We should mention for completeness that there is also a provision for TWM certification in relation to applications for permission to appeal. Rule 52.3 (4) provides that where an appeal court refuses permission to appeal on the papers the person seeking permission may request that the decision be reconsidered at a hearing. But that is subject to paragraph (4A), which provides that where an appeal court judge refuses permission to appeal without a hearing "and considers that the application is totally without merit, the judge may make an order that the person seeking permission may not request the decision to be reconsidered at a hearing". It will be noted that that differs from the rules relating to permission to apply for judicial review in that the loss of the right to a hearing is not an automatic consequence of the judge considering the application to be totally without merit but will follow only if the judge makes an order to that effect.

THE DECISION IN GRACE

9

In Grace a claimant of Jamaican nationality had been refused leave to remain in the UK without a right of appeal. She issued proceedings in the Administrative Court seeking judicial review of that decision. Kenneth Parker J refused permission to apply for judicial review and certified the application as TWM: accordingly her application could not be renewed at an oral hearing.
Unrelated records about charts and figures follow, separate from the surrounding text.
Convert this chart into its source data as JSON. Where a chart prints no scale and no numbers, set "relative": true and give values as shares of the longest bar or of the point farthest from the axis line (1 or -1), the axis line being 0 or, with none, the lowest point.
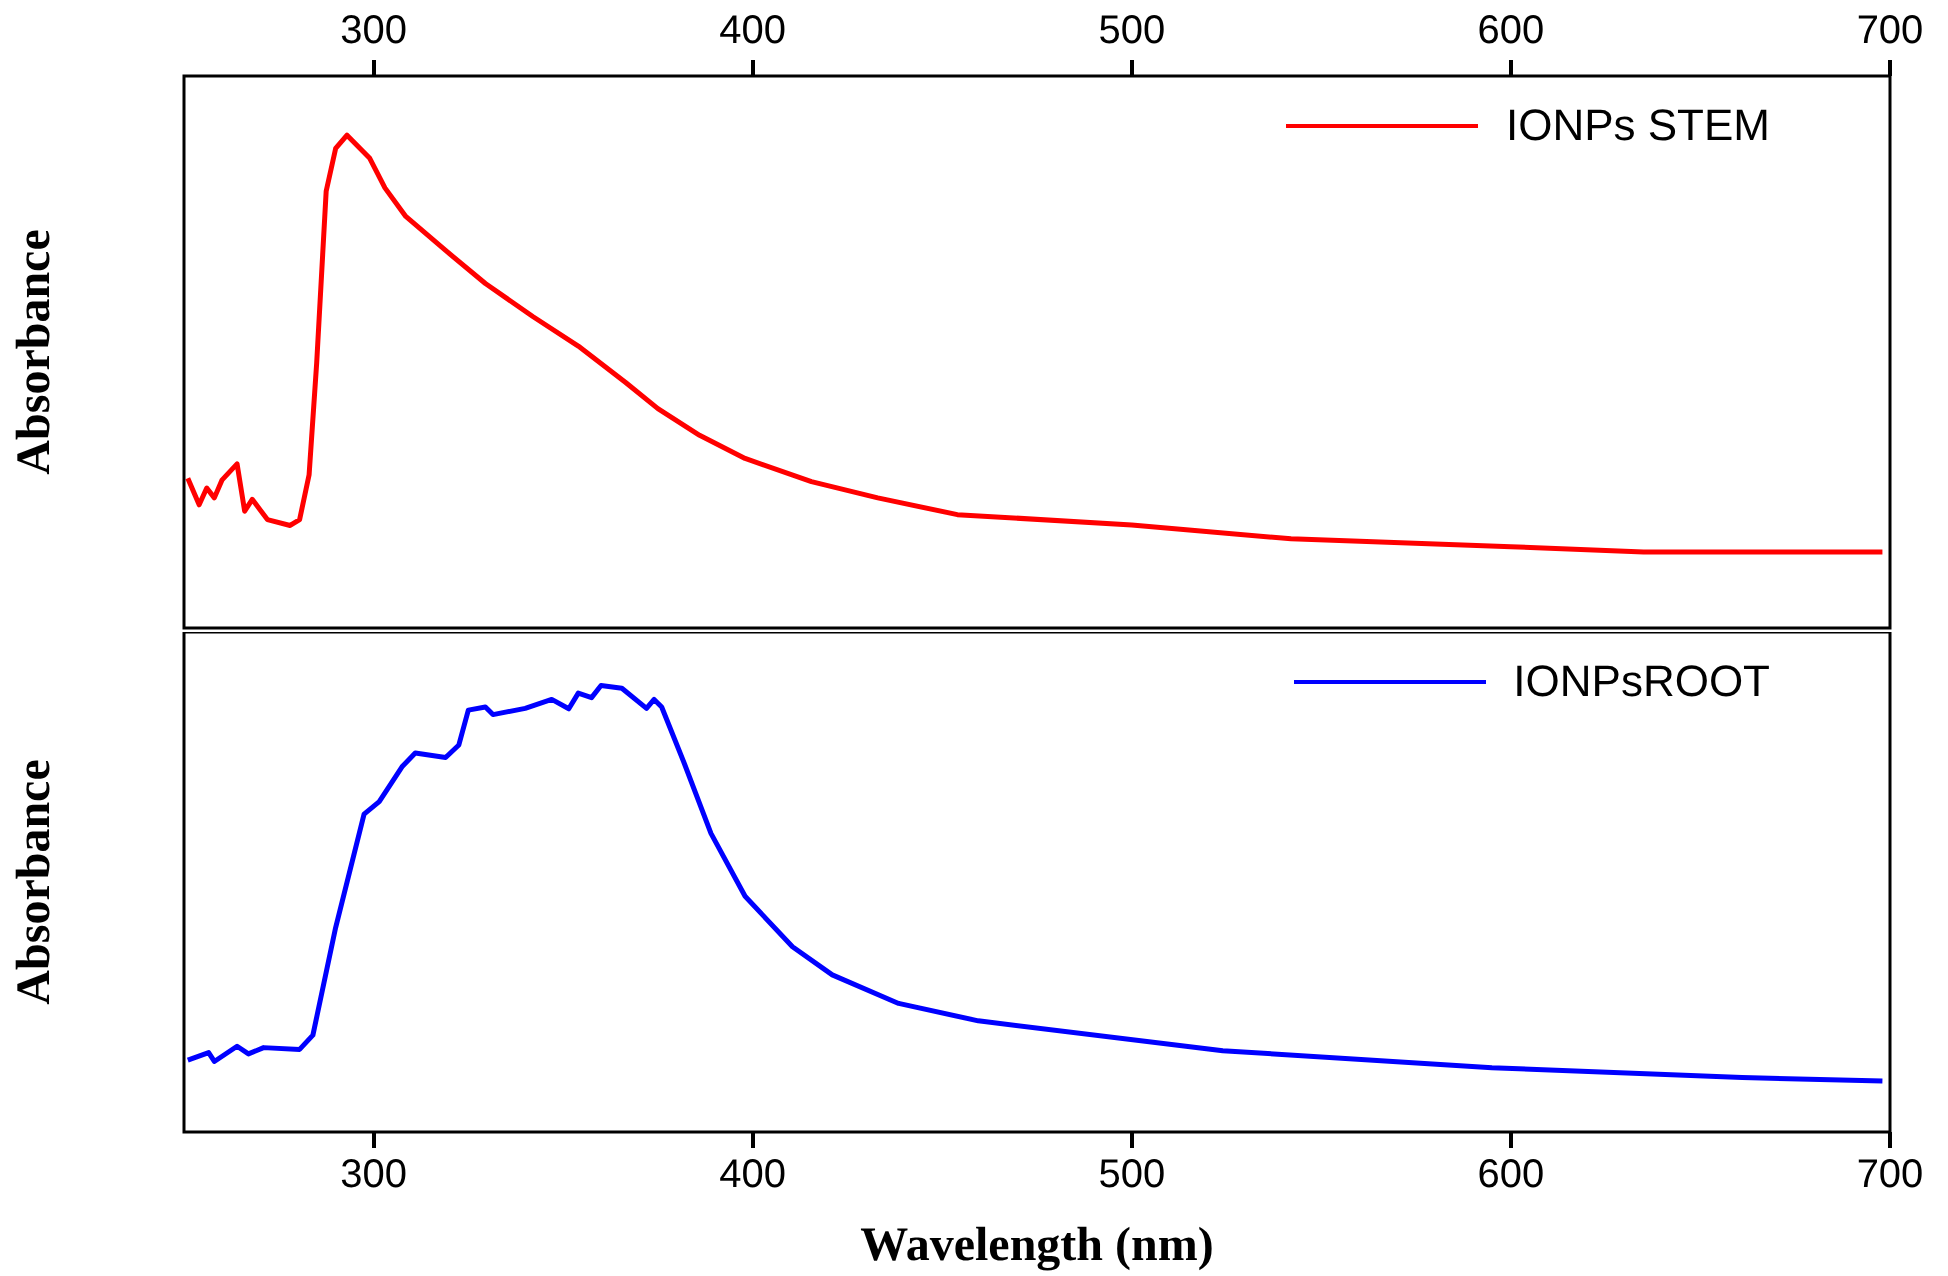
{
  "chart_data": [
    {
      "type": "line",
      "ylabel": "Absorbance",
      "relative": true,
      "legend": "top right",
      "tick_labels": "x",
      "xlim": [
        250,
        700
      ],
      "xticks": [
        300,
        400,
        500,
        600,
        700
      ],
      "series": [
        {
          "name": "IONPs STEM",
          "color": "#ff0000",
          "x": [
            251,
            254,
            256,
            258,
            260,
            264,
            266,
            268,
            272,
            278,
            280.5,
            283,
            285,
            287.5,
            290,
            293,
            299,
            303,
            308.5,
            319,
            329.5,
            342,
            354,
            366.5,
            375,
            386,
            398,
            415.5,
            433,
            454,
            500,
            542,
            600,
            635,
            698
          ],
          "values": [
            0.304,
            0.25,
            0.284,
            0.264,
            0.3,
            0.333,
            0.237,
            0.261,
            0.22,
            0.208,
            0.22,
            0.311,
            0.538,
            0.886,
            0.973,
            1.0,
            0.953,
            0.893,
            0.835,
            0.766,
            0.699,
            0.632,
            0.572,
            0.498,
            0.445,
            0.391,
            0.344,
            0.297,
            0.264,
            0.23,
            0.209,
            0.181,
            0.165,
            0.154,
            0.154
          ]
        }
      ]
    },
    {
      "type": "line",
      "ylabel": "Absorbance",
      "xlabel": "Wavelength (nm)",
      "relative": true,
      "legend": "top right",
      "tick_labels": "x",
      "xlim": [
        250,
        700
      ],
      "xticks": [
        300,
        400,
        500,
        600,
        700
      ],
      "series": [
        {
          "name": "IONPsROOT",
          "color": "#0000ff",
          "x": [
            251,
            256.5,
            258,
            264,
            267,
            271,
            280.5,
            284,
            290,
            297.5,
            301.5,
            307.5,
            311,
            319,
            322.5,
            325,
            329.5,
            331.5,
            340,
            347,
            351.5,
            354,
            357.5,
            360,
            365.5,
            372,
            374,
            376,
            382,
            389,
            398,
            410.5,
            421,
            438.5,
            459.5,
            524,
            595,
            661,
            698
          ],
          "values": [
            0.161,
            0.178,
            0.158,
            0.192,
            0.175,
            0.189,
            0.185,
            0.217,
            0.458,
            0.712,
            0.74,
            0.818,
            0.849,
            0.839,
            0.867,
            0.945,
            0.952,
            0.935,
            0.949,
            0.969,
            0.948,
            0.983,
            0.973,
            1.0,
            0.994,
            0.949,
            0.969,
            0.952,
            0.825,
            0.669,
            0.528,
            0.415,
            0.352,
            0.288,
            0.249,
            0.182,
            0.144,
            0.122,
            0.114
          ]
        }
      ]
    }
  ]
}
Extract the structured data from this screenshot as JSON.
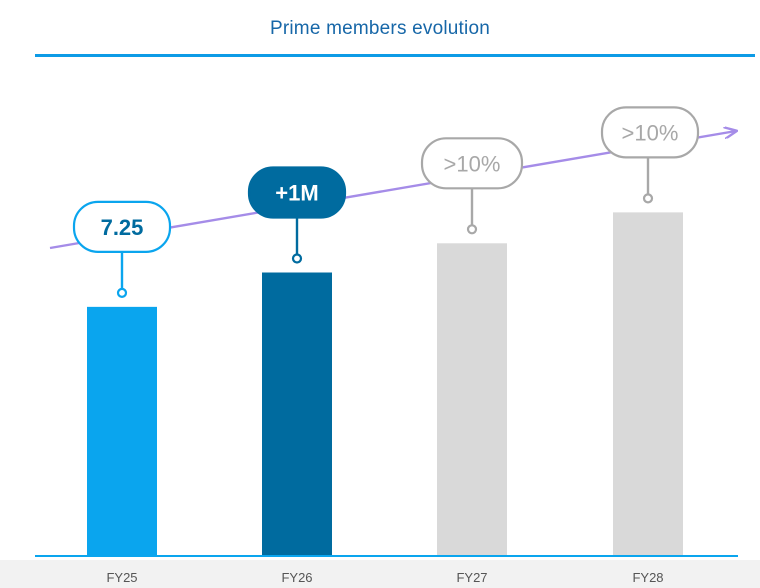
{
  "title": "Prime members evolution",
  "chart_data": {
    "type": "bar",
    "categories": [
      "FY25",
      "FY26",
      "FY27",
      "FY28"
    ],
    "values": [
      7.25,
      8.25,
      9.1,
      10.0
    ],
    "ylim": [
      0,
      11
    ],
    "annotations": [
      "7.25",
      "+1M",
      ">10%",
      ">10%"
    ],
    "bar_colors": [
      "#0aa5ee",
      "#006b9f",
      "#d9d9d9",
      "#d9d9d9"
    ],
    "callout_styles": [
      "outline-blue",
      "filled-dark",
      "outline-gray",
      "outline-gray"
    ],
    "trend_arrow_color": "#a58ce8",
    "axis_color": "#0aa5ee",
    "tick_label_color": "#555555"
  }
}
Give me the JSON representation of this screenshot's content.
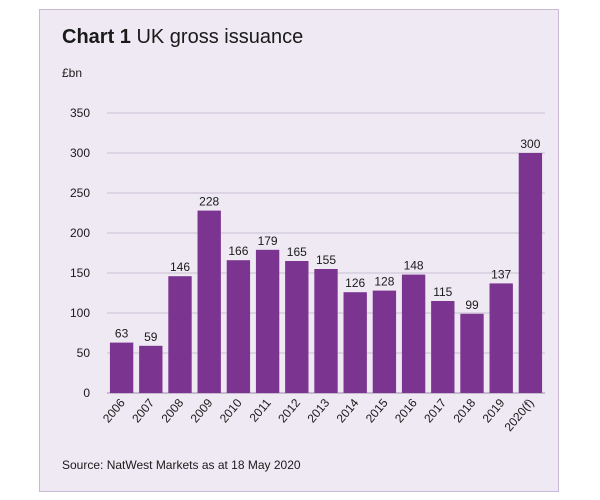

Permission to appeal was given by this Court only for the purpose of providing guidance on the meaning of the phrase "totally without merit".

10

The claimant's case on the appeal was that an application should not be certified TWM for the purpose of CPR rule 54.12 (7) unless the claim was so hopeless or misconceived that a civil restraint order would be justified if such applications were persistently made: see para. 12 of the judgment of Maurice Kay LJ (p. 3436D). That submission was founded on the fact that the phrase "totally without merit" first, as Maurice Kay LJ put it at para. 8 (p. 3435 E-F), "came into the lexicon of civil procedure" in the context of civil restraint orders. The claimant also relied on observations by Laws LJ in Sengupta v Holmes [2002] EWCA Civ 1104 about the central role played by oral argument in the common law system: see para. 38 of his judgment in that case.